CV Alliance executive director Suzy Jacobs is on vacation this week.
I have been thinking a lot lately about how I am one of the luckiest people on the planet because my relationship with my 17-year-old daughter is rock solid. We always get along wonderfully. But I have worked very hard to make sure this is so. I thought I would share some of what I do and maybe it will help you with your teenagers.
1) Make them smile! I always try to do something silly or sweet to make her smile. I will hide little notes in her lunch or backpack or turn up the radio to a song I know she likes and sing as loud as I can (she usually joins in).
2) Say “thank you.” The experts say to catch them doing something good. This goes a long way in continuing the good behavior. Everyone likes to feel appreciated. Just keep an eye out for any little things they do and tell them thank you for doing it.

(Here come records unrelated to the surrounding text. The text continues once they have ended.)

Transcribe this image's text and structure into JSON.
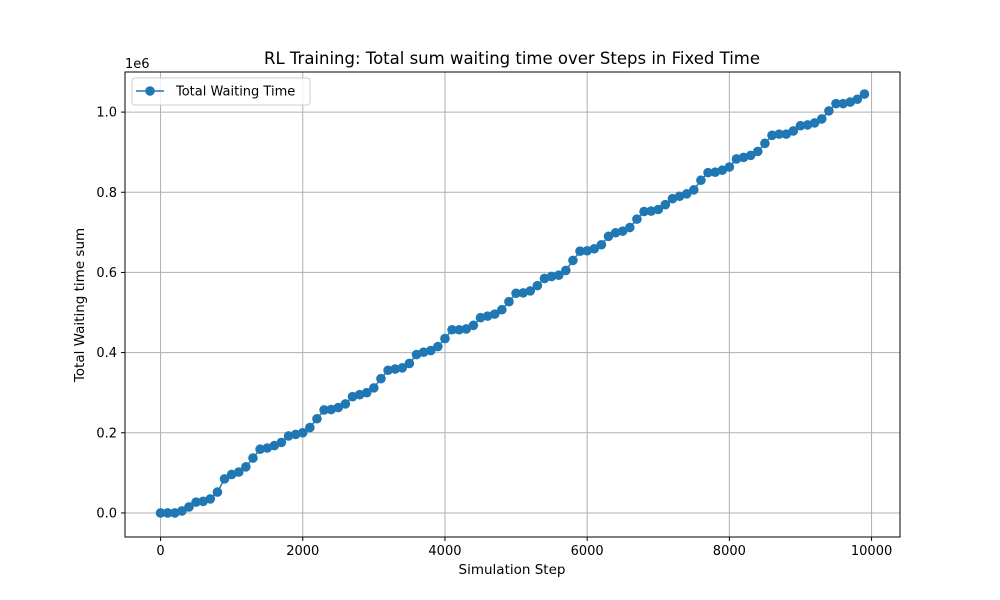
{
  "chart_data": {
    "type": "line",
    "title": "RL Training: Total sum waiting time over Steps in Fixed Time",
    "xlabel": "Simulation Step",
    "ylabel": "Total Waiting time sum",
    "y_offset_label": "1e6",
    "y_multiplier": 1000000,
    "xlim": [
      -500,
      10400
    ],
    "ylim": [
      -60000,
      1100000
    ],
    "x_ticks": [
      0,
      2000,
      4000,
      6000,
      8000,
      10000
    ],
    "x_tick_labels": [
      "0",
      "2000",
      "4000",
      "6000",
      "8000",
      "10000"
    ],
    "y_ticks": [
      0,
      200000,
      400000,
      600000,
      800000,
      1000000
    ],
    "y_tick_labels": [
      "0.0",
      "0.2",
      "0.4",
      "0.6",
      "0.8",
      "1.0"
    ],
    "grid": true,
    "legend_position": "top-left",
    "series": [
      {
        "name": "Total Waiting Time",
        "color": "#1f77b4",
        "marker": "circle",
        "x": [
          0,
          100,
          200,
          300,
          400,
          500,
          600,
          700,
          800,
          900,
          1000,
          1100,
          1200,
          1300,
          1400,
          1500,
          1600,
          1700,
          1800,
          1900,
          2000,
          2100,
          2200,
          2300,
          2400,
          2500,
          2600,
          2700,
          2800,
          2900,
          3000,
          3100,
          3200,
          3300,
          3400,
          3500,
          3600,
          3700,
          3800,
          3900,
          4000,
          4100,
          4200,
          4300,
          4400,
          4500,
          4600,
          4700,
          4800,
          4900,
          5000,
          5100,
          5200,
          5300,
          5400,
          5500,
          5600,
          5700,
          5800,
          5900,
          6000,
          6100,
          6200,
          6300,
          6400,
          6500,
          6600,
          6700,
          6800,
          6900,
          7000,
          7100,
          7200,
          7300,
          7400,
          7500,
          7600,
          7700,
          7800,
          7900,
          8000,
          8100,
          8200,
          8300,
          8400,
          8500,
          8600,
          8700,
          8800,
          8900,
          9000,
          9100,
          9200,
          9300,
          9400,
          9500,
          9600,
          9700,
          9800,
          9900
        ],
        "y": [
          0,
          0,
          0,
          5000,
          15000,
          27000,
          29000,
          35000,
          52000,
          85000,
          96000,
          102000,
          115000,
          137000,
          159000,
          162000,
          168000,
          176000,
          192000,
          196000,
          200000,
          213000,
          235000,
          257000,
          258000,
          263000,
          272000,
          290000,
          295000,
          300000,
          312000,
          335000,
          356000,
          359000,
          362000,
          373000,
          395000,
          401000,
          405000,
          415000,
          435000,
          457000,
          457000,
          459000,
          468000,
          487000,
          491000,
          496000,
          507000,
          527000,
          548000,
          549000,
          554000,
          567000,
          585000,
          590000,
          593000,
          605000,
          630000,
          653000,
          654000,
          659000,
          669000,
          690000,
          699000,
          703000,
          712000,
          733000,
          752000,
          753000,
          757000,
          769000,
          784000,
          790000,
          796000,
          806000,
          830000,
          849000,
          850000,
          855000,
          863000,
          883000,
          887000,
          892000,
          902000,
          922000,
          942000,
          945000,
          945000,
          953000,
          966000,
          968000,
          973000,
          983000,
          1003000,
          1021000,
          1021000,
          1025000,
          1032000,
          1045000
        ]
      }
    ]
  }
}
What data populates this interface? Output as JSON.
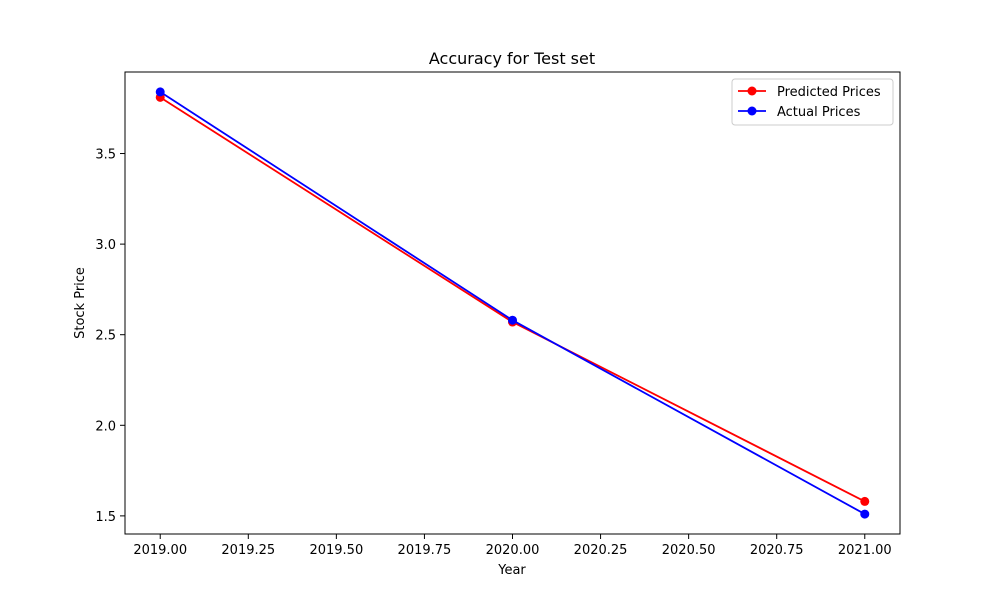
{
  "chart_data": {
    "type": "line",
    "title": "Accuracy for Test set",
    "xlabel": "Year",
    "ylabel": "Stock Price",
    "x": [
      2019,
      2020,
      2021
    ],
    "series": [
      {
        "name": "Predicted Prices",
        "color": "#ff0000",
        "marker": "circle",
        "values": [
          3.81,
          2.57,
          1.58
        ]
      },
      {
        "name": "Actual Prices",
        "color": "#0000ff",
        "marker": "circle",
        "values": [
          3.84,
          2.58,
          1.51
        ]
      }
    ],
    "xlim": [
      2018.9,
      2021.1
    ],
    "ylim": [
      1.4,
      3.95
    ],
    "xticks": [
      2019.0,
      2019.25,
      2019.5,
      2019.75,
      2020.0,
      2020.25,
      2020.5,
      2020.75,
      2021.0
    ],
    "xtick_labels": [
      "2019.00",
      "2019.25",
      "2019.50",
      "2019.75",
      "2020.00",
      "2020.25",
      "2020.50",
      "2020.75",
      "2021.00"
    ],
    "yticks": [
      1.5,
      2.0,
      2.5,
      3.0,
      3.5
    ],
    "ytick_labels": [
      "1.5",
      "2.0",
      "2.5",
      "3.0",
      "3.5"
    ],
    "grid": false,
    "legend_position": "top-right"
  }
}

3) Create a quirky ritual that’s just for the two of you. We have “SS time” (scheduled spontaneity). Once a week we carve out time when we do something fun for just the two of us. We pre-plan a little of it but then leave room to make immediate changes in the plans if something looks more fun.
4) Tell your child why you love them. It is equally as important to tell them that you are proud of the specific things they do, little or grand.
5) Make time for yourself as well as for them. You must put your own oxygen mask on first before you can help others. I make sure I have a life and make time alone to do some of things that I like.
6) Think about how you can make their day easier. Both my daughter and I make a habit of trying to do things that help the other; i.e., making their lunch or picking up something they need or like at the store.
Life is tough for all of us; however, teenagers have only had a few years to learn coping skills. So love them a little more, help them a little extra, and listen to them a little longer. This will lead to a better relationship with your teen, which in turn will make your life easier and happier.